Jonathan Schofield on a concept hotel set to reinvigorate a concrete lump in Manchester
Barry Sternlicht looks happy in every picture you see on the internet. He’s a hotelier who also happens to be a billionaire and also happens to look like every Youtube advert for older men who want to look buff. His teeth are so white you probably don’t need the lights on even in the darkest night. He could only be American, he’s just too wholesome and healthy looking to be a 61-year-old Brit.
'In a Treehouse you leave the everyday and enter a world of your own imagination.' Eh?
Bazza's bringing his substantial cash to Manchester to spruce up (forgive the pun) the hotel scene with a Treehouse Hotel due to open in 2023. This will occupy the present shabby mess that is the concrete lump from hell called the Renaissance Hotel at the northern end of Deansgate. Sternlicht, according to Wikipedia who in turn quote the Forbes rich list, is worth $3.2bn making him the 260th richest person in the US. No wonder he looks so happy.

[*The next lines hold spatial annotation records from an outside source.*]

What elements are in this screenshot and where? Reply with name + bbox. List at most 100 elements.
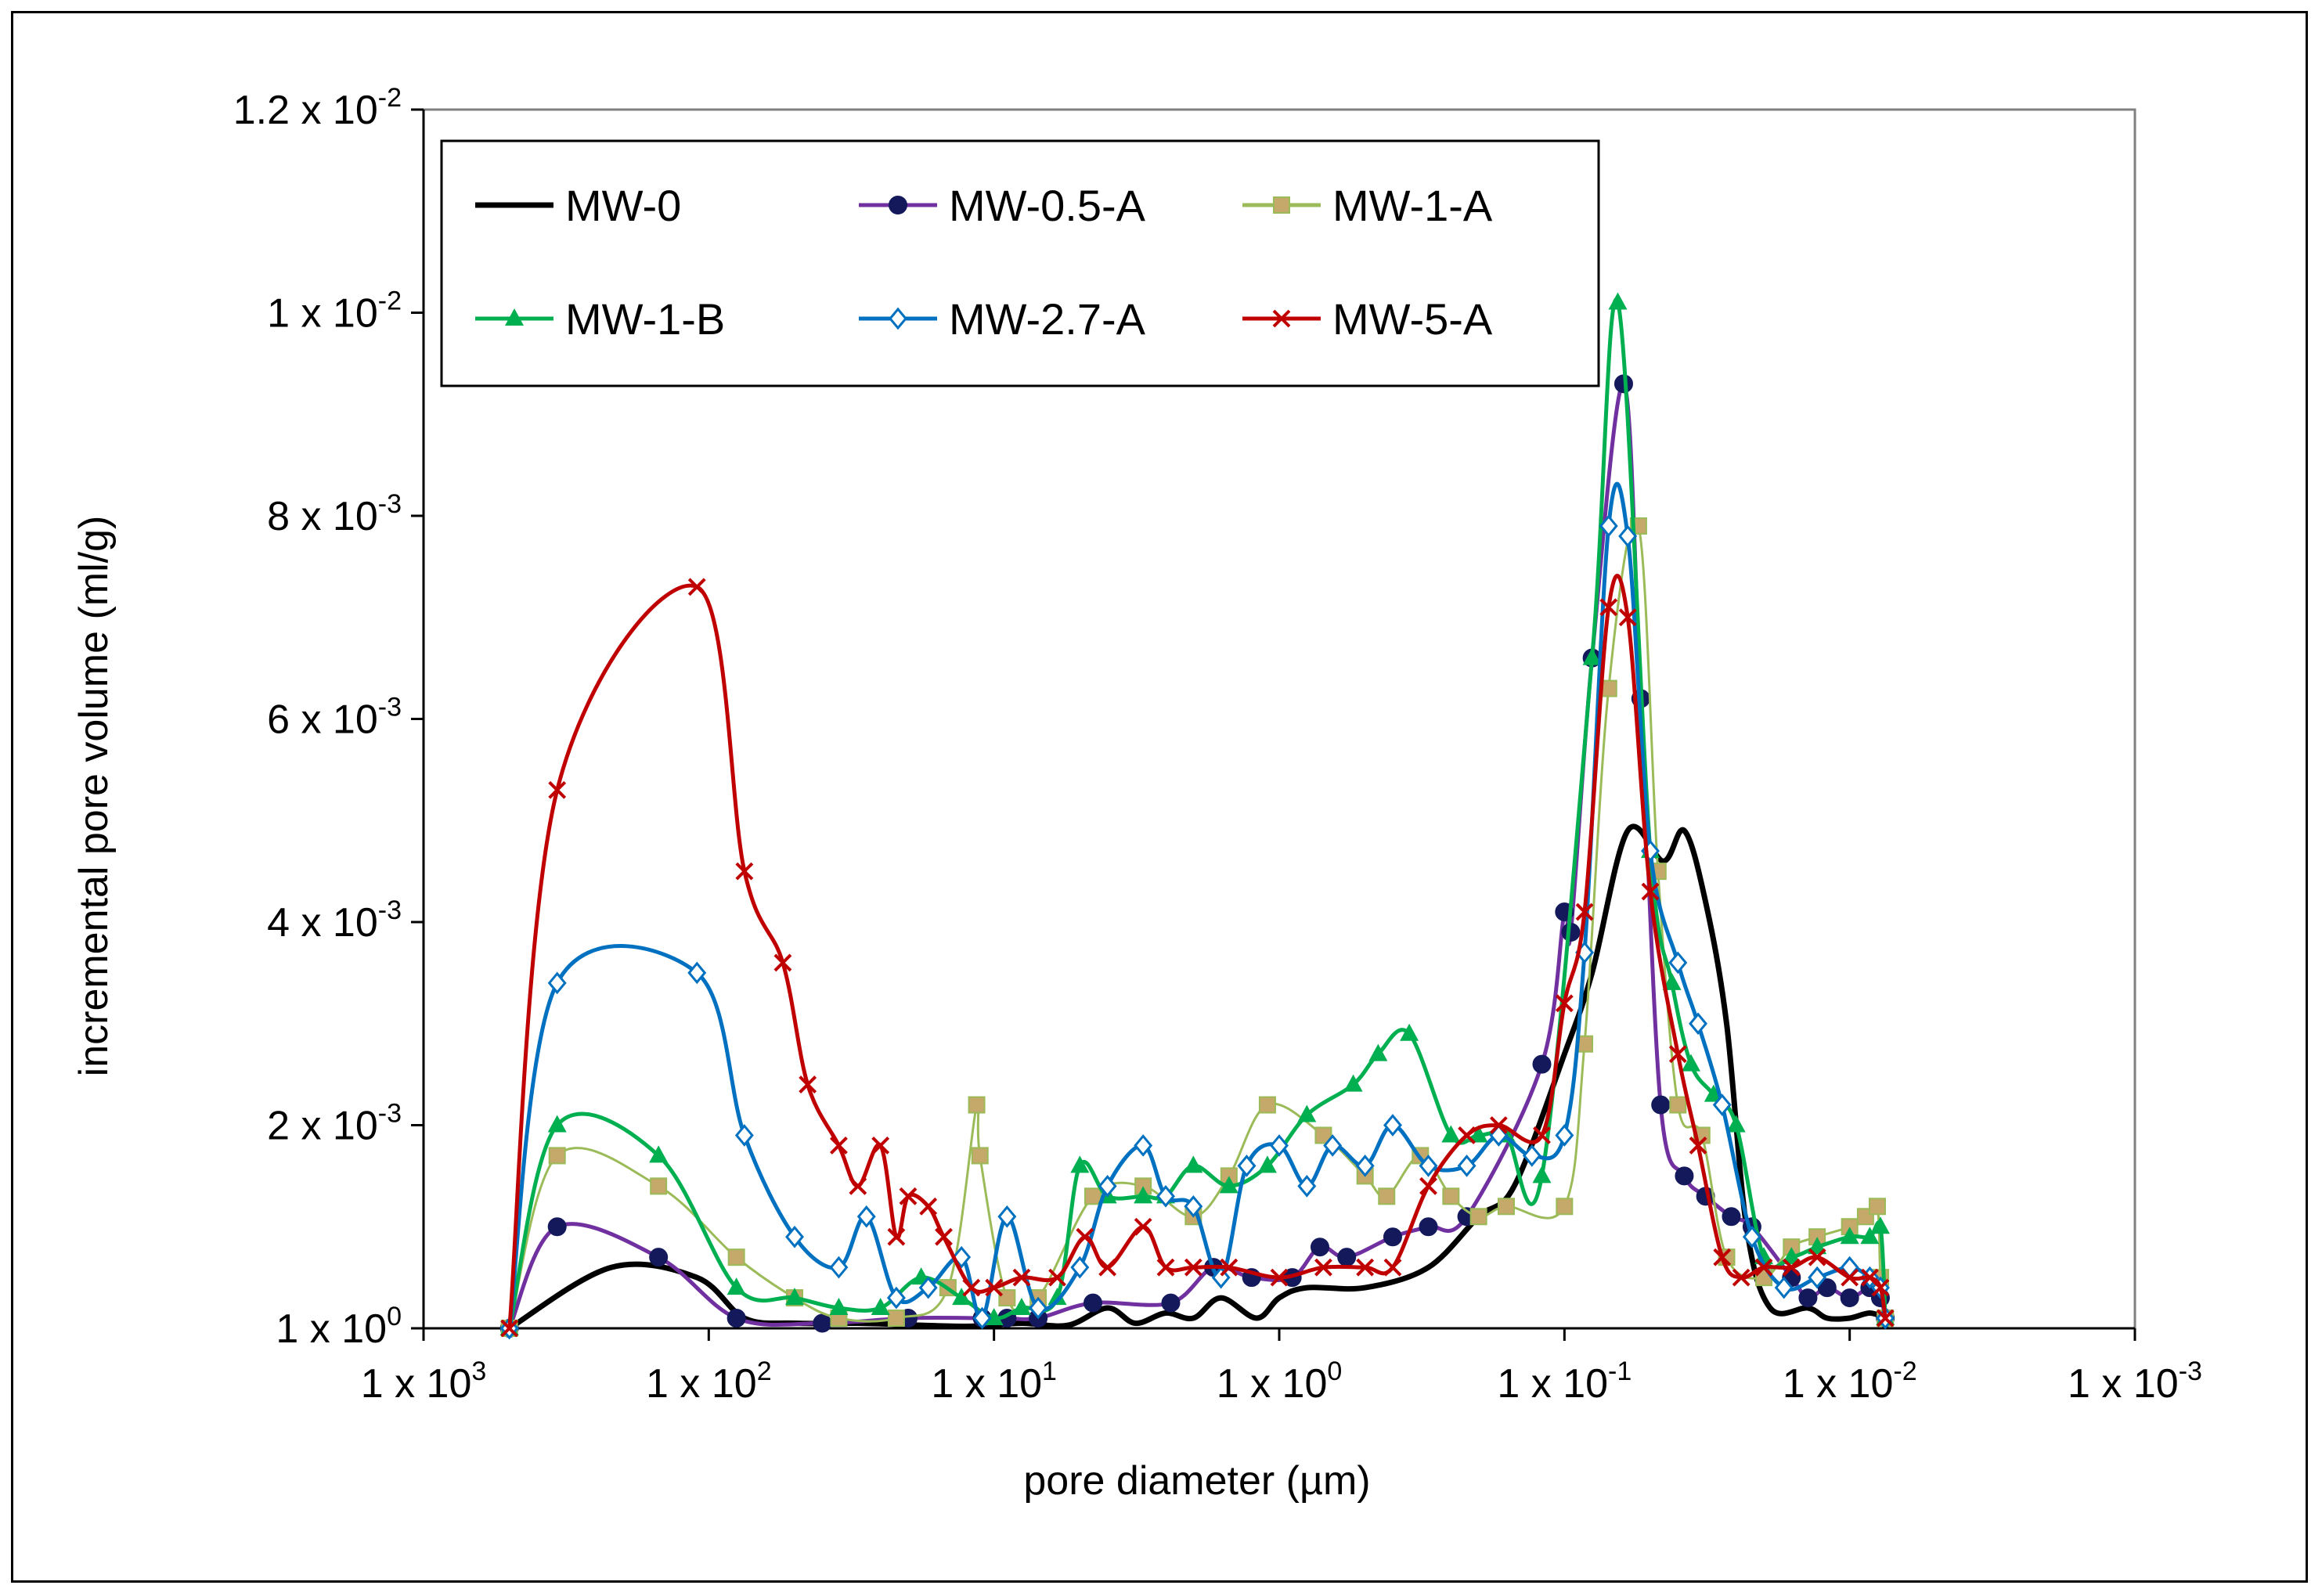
chart: 1 x 100 2 x 10-3 4 x 10-3 6 x 10-3 8 x 10-3 1…	[71, 83, 2202, 1504]
data-point	[1497, 1198, 1515, 1216]
data-point	[1713, 1248, 1732, 1266]
data-point	[1681, 1054, 1700, 1072]
data-point	[1871, 1278, 1890, 1297]
legend: MW-0 MW-0.5-A MW-1-A MW-1-B MW-2.7-A MW-5-A	[440, 139, 1600, 387]
data-point	[547, 1217, 567, 1237]
data-point	[1840, 1227, 1859, 1245]
data-point	[1870, 1216, 1890, 1234]
data-point	[886, 1286, 906, 1310]
data-point	[952, 1288, 972, 1306]
data-point	[1343, 1074, 1363, 1092]
data-point	[1754, 1247, 1773, 1265]
legend-marker	[889, 307, 907, 330]
data-point	[899, 1187, 918, 1205]
data-point	[1732, 1268, 1751, 1287]
data-point	[1098, 1175, 1117, 1198]
data-point	[1808, 1248, 1826, 1266]
data-point	[1297, 1104, 1317, 1122]
data-point	[1618, 524, 1638, 548]
data-point	[1048, 1268, 1066, 1287]
data-point	[1798, 1288, 1818, 1308]
legend-entry: MW-1-A	[1242, 181, 1493, 230]
data-point	[1442, 1187, 1460, 1205]
data-point	[1156, 1184, 1175, 1208]
data-point	[968, 1096, 986, 1114]
data-point	[1337, 1248, 1357, 1267]
data-point	[1083, 1293, 1103, 1313]
data-point	[1555, 1124, 1574, 1147]
data-point	[1668, 1045, 1687, 1064]
legend-entry: MW-5-A	[1242, 294, 1493, 344]
data-point	[1662, 972, 1682, 990]
data-point	[1469, 1125, 1488, 1143]
data-point	[1156, 1258, 1175, 1277]
data-point	[727, 1309, 746, 1328]
data-point	[1522, 1144, 1541, 1167]
data-point	[1184, 1194, 1203, 1218]
series-line	[507, 481, 1888, 1329]
legend-label: MW-1-B	[565, 294, 725, 344]
series-mw-0-5-a	[499, 374, 1895, 1338]
data-point	[1098, 1258, 1117, 1277]
data-point	[1489, 1116, 1508, 1134]
x-axis-title: pore diameter (µm)	[1023, 1458, 1370, 1504]
legend-entry: MW-2.7-A	[859, 294, 1146, 344]
x-tick-label: 1 x 100	[1217, 1356, 1343, 1407]
data-point	[849, 1176, 867, 1195]
data-point	[1722, 1207, 1741, 1227]
data-point	[1220, 1258, 1239, 1277]
data-point	[1868, 1198, 1886, 1216]
y-tick-label: 2 x 10-3	[267, 1099, 402, 1149]
data-point	[1608, 292, 1628, 310]
data-point	[1782, 1258, 1801, 1277]
legend-label: MW-2.7-A	[949, 294, 1146, 344]
data-point	[918, 1276, 938, 1299]
x-tick-label: 1 x 103	[361, 1356, 487, 1407]
y-tick-label: 8 x 10-3	[267, 489, 402, 539]
data-point	[735, 862, 754, 881]
x-tick-label: 1 x 10-1	[1497, 1356, 1632, 1407]
data-point	[547, 1115, 567, 1133]
data-point	[1532, 1054, 1552, 1074]
data-point	[1533, 1126, 1551, 1144]
data-point	[1419, 1155, 1438, 1177]
x-tick-label: 1 x 10-3	[2068, 1356, 2202, 1407]
data-point	[1134, 1186, 1153, 1204]
data-point	[1599, 598, 1618, 617]
data-point	[1582, 647, 1602, 665]
x-tick-label: 1 x 101	[931, 1356, 1057, 1407]
data-point	[1047, 1288, 1067, 1306]
data-point	[1808, 1237, 1827, 1255]
series-line	[507, 574, 1888, 1329]
data-point	[1419, 1176, 1437, 1195]
data-point	[1368, 1043, 1388, 1061]
legend-marker	[1272, 309, 1291, 328]
data-point	[1754, 1258, 1773, 1277]
data-point	[1310, 1238, 1329, 1257]
data-point	[1134, 1217, 1152, 1236]
y-tick-label: 6 x 10-3	[267, 693, 402, 743]
data-point	[1876, 1309, 1895, 1328]
data-point	[1841, 1268, 1859, 1287]
data-point	[1532, 1165, 1552, 1183]
data-point	[1651, 1095, 1671, 1115]
data-point	[1575, 902, 1594, 921]
data-point	[829, 1298, 849, 1316]
legend-label: MW-0	[565, 181, 681, 230]
data-point	[1012, 1268, 1031, 1287]
data-point	[1257, 1155, 1277, 1173]
data-point	[1383, 1258, 1402, 1277]
data-point	[1258, 1096, 1276, 1114]
data-point	[1076, 1227, 1094, 1246]
data-point	[1355, 1155, 1375, 1177]
data-point	[1314, 1126, 1332, 1144]
data-point	[1323, 1134, 1343, 1157]
data-point	[1817, 1278, 1837, 1298]
series-layer	[499, 292, 1895, 1340]
legend-entry: MW-0	[475, 181, 681, 230]
data-point	[1599, 514, 1618, 538]
data-point	[1441, 1125, 1461, 1143]
data-point	[1383, 1114, 1402, 1137]
data-point	[773, 953, 792, 972]
data-point	[1742, 1225, 1761, 1248]
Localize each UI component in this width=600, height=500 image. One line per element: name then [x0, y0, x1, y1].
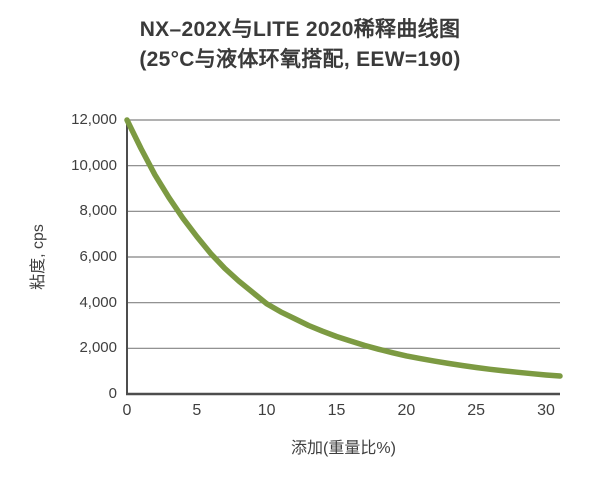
chart-title: NX–202X与LITE 2020稀释曲线图 (25°C与液体环氧搭配, EEW…	[0, 15, 600, 75]
x-tick-label-10: 10	[257, 402, 276, 419]
y-tick-label-4000: 4,000	[79, 293, 117, 311]
y-tick-label-12000: 12,000	[71, 111, 117, 128]
chart-title-line2: (25°C与液体环氧搭配, EEW=190)	[139, 48, 461, 71]
dilution-curve	[124, 117, 563, 379]
y-tick-label-10000: 10,000	[71, 156, 117, 174]
x-tick-label-15: 15	[327, 402, 346, 419]
y-tick-label-0: 0	[108, 385, 117, 402]
chart-title-line1: NX–202X与LITE 2020稀释曲线图	[139, 18, 461, 41]
x-tick-label-30: 30	[537, 402, 555, 419]
y-tick-label-2000: 2,000	[79, 339, 117, 357]
x-tick-label-20: 20	[397, 402, 416, 419]
y-tick-label-6000: 6,000	[79, 248, 117, 265]
x-tick-label-5: 5	[192, 402, 202, 419]
y-tick-label-8000: 8,000	[79, 202, 117, 220]
x-tick-label-0: 0	[122, 402, 132, 419]
x-tick-label-25: 25	[467, 402, 486, 419]
x-axis-title: 添加(重量比%)	[291, 440, 396, 457]
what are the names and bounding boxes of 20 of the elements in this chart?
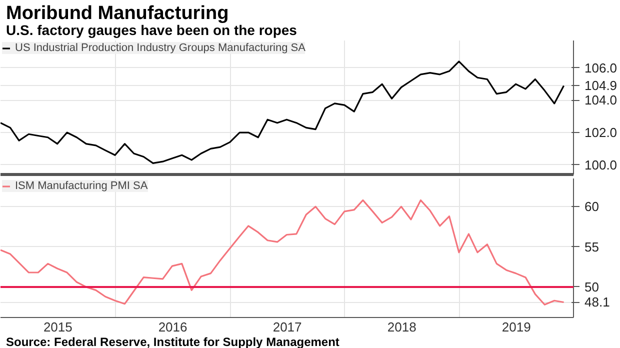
y-tick-label: 104.9 <box>584 78 618 94</box>
y-tick-label: 55 <box>584 239 599 254</box>
legend-label: ISM Manufacturing PMI SA <box>15 180 148 192</box>
line-series <box>0 60 565 164</box>
y-tick-label: 104.0 <box>584 92 618 108</box>
chart-subtitle: U.S. factory gauges have been on the ropes <box>6 22 297 40</box>
x-tick-label: 2015 <box>43 320 72 334</box>
y-tick-label: 50 <box>584 279 599 294</box>
y-tick-label: 60 <box>584 199 599 214</box>
x-tick-label: 2016 <box>158 320 188 334</box>
line-series <box>0 199 565 306</box>
y-tick-label: 48.1 <box>584 294 610 310</box>
y-tick-label: 100.0 <box>584 157 618 172</box>
chart-title: Moribund Manufacturing <box>6 2 229 24</box>
y-tick-label: 102.0 <box>584 125 618 140</box>
x-tick-label: 2018 <box>387 320 416 334</box>
y-tick-label: 106.0 <box>584 60 618 76</box>
x-tick-label: 2017 <box>272 320 302 334</box>
legend-label: US Industrial Production Industry Groups Manufacturing SA <box>15 42 306 54</box>
x-tick-label: 2019 <box>502 320 531 334</box>
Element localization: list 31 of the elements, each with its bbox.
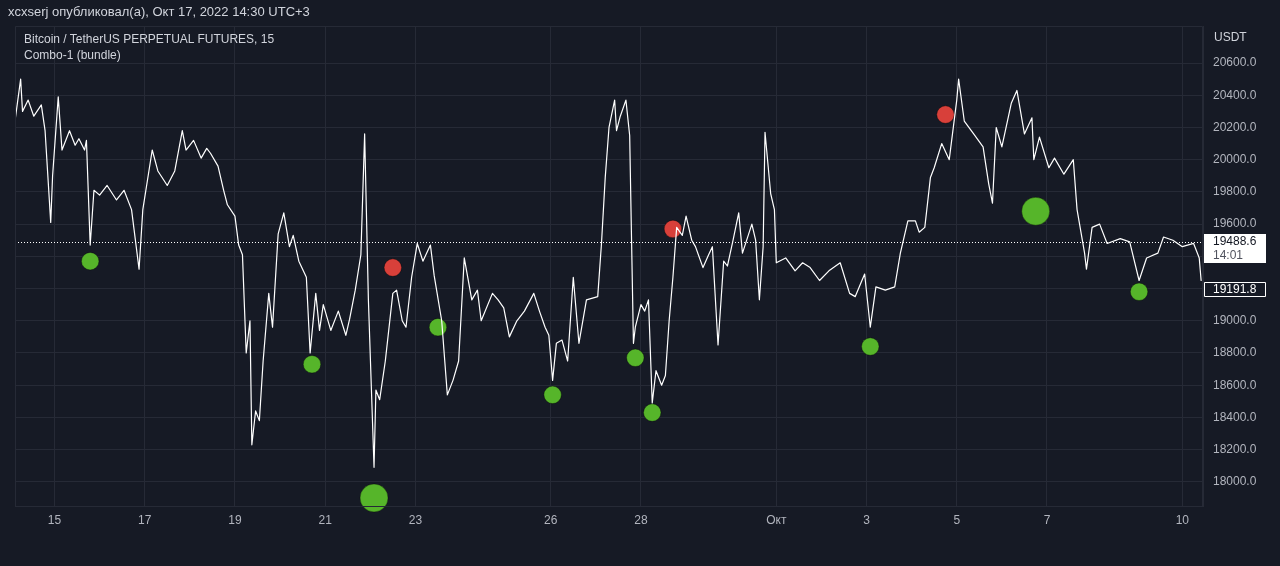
x-tick-label: 15 [47,512,62,527]
y-tick-label: 18000.0 [1213,474,1257,489]
y-tick-label: 20600.0 [1213,55,1257,70]
y-tick-label: 20400.0 [1213,87,1257,102]
x-tick-label: 3 [863,512,871,527]
x-tick-label: 21 [318,512,333,527]
y-tick-label: 20000.0 [1213,152,1257,166]
x-tick-label: 19 [228,512,242,527]
y-axis-title: USDT [1214,30,1248,45]
y-tick-label: 18200.0 [1213,441,1257,456]
y-tick-label: 19000.0 [1213,313,1257,328]
y-tick-label: 18800.0 [1213,345,1257,360]
y-tick-label: 18400.0 [1213,409,1257,424]
x-tick-label: 26 [544,512,558,527]
text: Bitcoin / TetherUS PERPETUAL FUTURES, 15 [24,32,275,47]
x-tick-label: 17 [138,512,152,527]
y-tick-label: 18600.0 [1213,377,1257,392]
x-tick-label: 23 [408,512,423,527]
x-tick-label: 7 [1043,512,1051,527]
y-tick-label: 19800.0 [1213,184,1257,199]
x-tick-label: 5 [953,512,961,527]
x-tick-label: 10 [1175,512,1190,527]
text: Combo-1 (bundle) [24,48,121,63]
x-tick-label: 28 [634,512,648,527]
x-tick-label: Окт [766,512,787,527]
y-tick-label: 20200.0 [1213,119,1257,134]
y-tick-label: 19600.0 [1213,216,1257,231]
ref-line-label: 19488.6 [1213,234,1257,249]
text: 19191.8 [1213,282,1257,297]
text: 14:01 [1213,248,1244,263]
text: xcxserj опубликовал(а), Окт 17, 2022 14:30 UTC+3 [8,3,310,19]
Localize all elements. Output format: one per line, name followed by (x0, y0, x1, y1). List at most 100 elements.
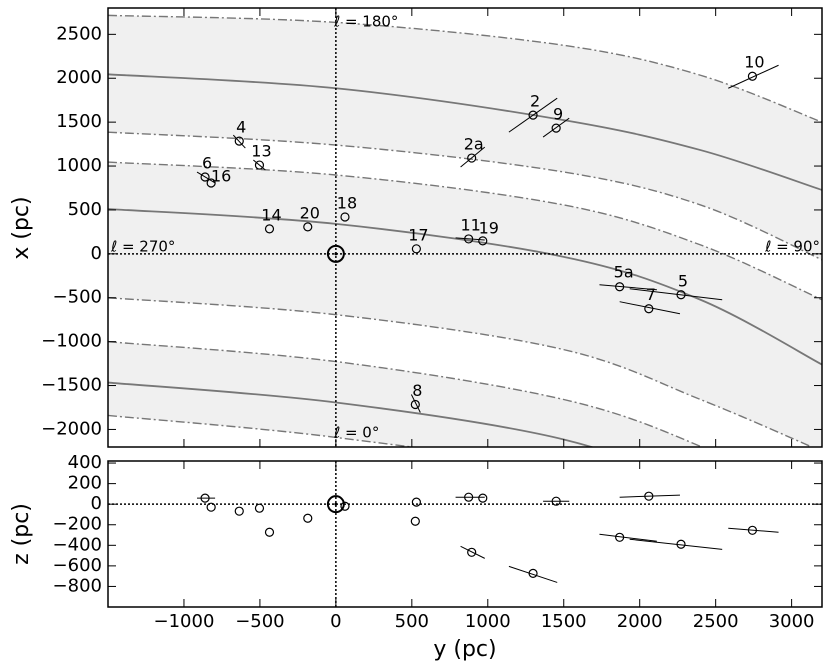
point (340, 212, 350, 222)
plot-frame (107, 460, 823, 608)
x-tick-label: −500 (235, 611, 284, 632)
point (410, 399, 420, 410)
point (254, 503, 265, 513)
error-segment (253, 159, 266, 171)
top-plot (108, 8, 822, 447)
point-label: 18 (337, 193, 357, 212)
point (464, 234, 474, 244)
error-segment (232, 134, 246, 149)
point-label: 6 (202, 154, 212, 173)
x-axis-label: y (pc) (433, 637, 496, 662)
band-edge-line (108, 340, 704, 447)
band-edge-line (108, 14, 822, 123)
point-label: 17 (408, 225, 428, 244)
point-label: 7 (646, 285, 656, 304)
point (615, 532, 625, 542)
annotation: ℓ = 0° (333, 424, 379, 442)
point (747, 71, 758, 81)
point (410, 516, 420, 526)
band-fill (108, 341, 702, 447)
point (254, 160, 265, 170)
plot-frame (107, 7, 823, 448)
point (467, 547, 477, 557)
y-tick-label: 0 (91, 493, 102, 514)
error-segment (599, 284, 657, 291)
point (206, 178, 216, 188)
error-segment (619, 301, 681, 315)
point (464, 492, 474, 502)
error-segment (196, 171, 216, 184)
point (264, 224, 275, 234)
y-tick-label: −400 (53, 534, 102, 555)
point (551, 496, 561, 506)
point (206, 502, 216, 512)
point-label: 5a (614, 262, 634, 281)
point (234, 136, 244, 146)
point (467, 153, 477, 163)
point-label: 2a (464, 135, 484, 154)
point-label: 4 (236, 118, 246, 137)
x-tick-label: 0 (330, 611, 341, 632)
error-segment (728, 527, 779, 533)
point (411, 244, 421, 254)
point (303, 222, 313, 232)
y-tick-label: −1500 (41, 375, 102, 396)
point-label: 14 (261, 205, 281, 224)
point (200, 493, 210, 503)
point-label: 5 (678, 271, 688, 290)
point-label: 10 (744, 53, 764, 72)
annotation: ℓ = 90° (764, 238, 820, 256)
point (340, 501, 350, 511)
axes: −2000−1500−1000−50005001000150020002500−… (41, 7, 823, 632)
y-tick-label: 1500 (56, 111, 102, 132)
y-tick-label: −2000 (41, 418, 102, 439)
band-center-line (108, 208, 822, 366)
point-label: 20 (300, 203, 320, 222)
annotation: ℓ = 180° (333, 13, 398, 31)
sun-marker (326, 495, 345, 514)
point (264, 527, 275, 537)
point (528, 568, 538, 578)
y-tick-label: 200 (68, 473, 102, 494)
point-label: 8 (412, 381, 422, 400)
band-edge-line (108, 297, 814, 447)
x-tick-label: 2000 (617, 611, 663, 632)
point (615, 282, 625, 292)
error-segment (629, 538, 723, 550)
y-tick-label: −1000 (41, 331, 102, 352)
point-label: 16 (211, 166, 231, 185)
error-segment (728, 64, 779, 89)
error-segment (460, 545, 485, 559)
point (644, 491, 654, 501)
point-label: 2 (530, 92, 540, 111)
x-tick-label: 1500 (541, 611, 587, 632)
point (478, 236, 488, 246)
y-tick-label: −200 (53, 514, 102, 535)
annotation: ℓ = 270° (110, 238, 175, 256)
point-label: 9 (553, 105, 563, 124)
point-label: 13 (251, 142, 271, 161)
y-tick-label: 500 (68, 199, 102, 220)
y-tick-label: −500 (53, 287, 102, 308)
band-center-line (108, 73, 822, 191)
x-tick-label: −1000 (154, 611, 215, 632)
y-axis-label: z (pc) (9, 503, 34, 565)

Sternlicht's company is Starwood Capital Investments which was previously behind the Principal Hotel renovation before it was sold on. Now called The Kimpton Clocktower Hotel that property is part of the vast IHG Group.
The plans for the Renaissance site are being developed in partnership with Property Alliance Group and mark the first phase of a £200m redevelopment of the site. This will be the second Treehouse Hotel in the UK after one in London - see the main picture above.
The press release is a right gusher:
"Treehouse Hotels celebrates the joy of youth, of freedom, of fun, of dreams, and friends, real and imaginary. In a Treehouse, you leave the everyday and enter a world of your own imagination. The wondrous, childhood feeling of climbing into a treehouse and making up your own rules. Designed to appeal to the youthful spirit in all of us, Treehouse Hotel Manchester will be fun, fresh, and fabulous, inspired by life’s joys."
Crikey. Run that one by me again would you?
The hotel will have 216 rooms. There will be a "treehouse canopy" and guests will be "drawn down a path with an abundance of dappled light and the natural scent of pitch pine, reminiscent of entering a secret forest." People will be encouraged to carve their name in a "living wooden art piece" and there will be "stepping-stones in lift lobbies" while the gym will feature "custom-designed space hoppers".
Sustainability is a key aim, they say, with reclaimed and recycled materials used in the construction of the building and furniture, living green walls and a kitchen garden harvesting rainwater. There will also be honey produced by the hotel’s own rooftop apiary.
It does sound tremendous fun. There will be a top-floor restaurant and bar with "uninterrupted views of the city" plus a "crowning rooftop venue".
To achieve this the designers, London’s 93ft (that’s their name), will have their work cut out because they will be working within the existing structure. This was built as an office in 1972 before conversion into a hotel. The building was part of the aptly named Shambles development by architects Cruikshank and Seward. This used to squat like an architectural toad on both sides of Deansgate before the eastern side was demolished after the 1996 IRA bomb.
There is one CGI doing the rounds of the exterior of the Treehouse Hotel which looks faintly ridiculous. No doubt the resulting building and structure will be much better, space hoppers and all. What all this reveals though is continuing confidence in major Manchester city centre developments.
"We are thrilled to set roots in the city of Manchester,” said Starwood Capital Group Chairman and CEO Barry Sternlicht of Treehouse Hotels. This may or may not have been a pun. I'm giving him the benefit of the doubt.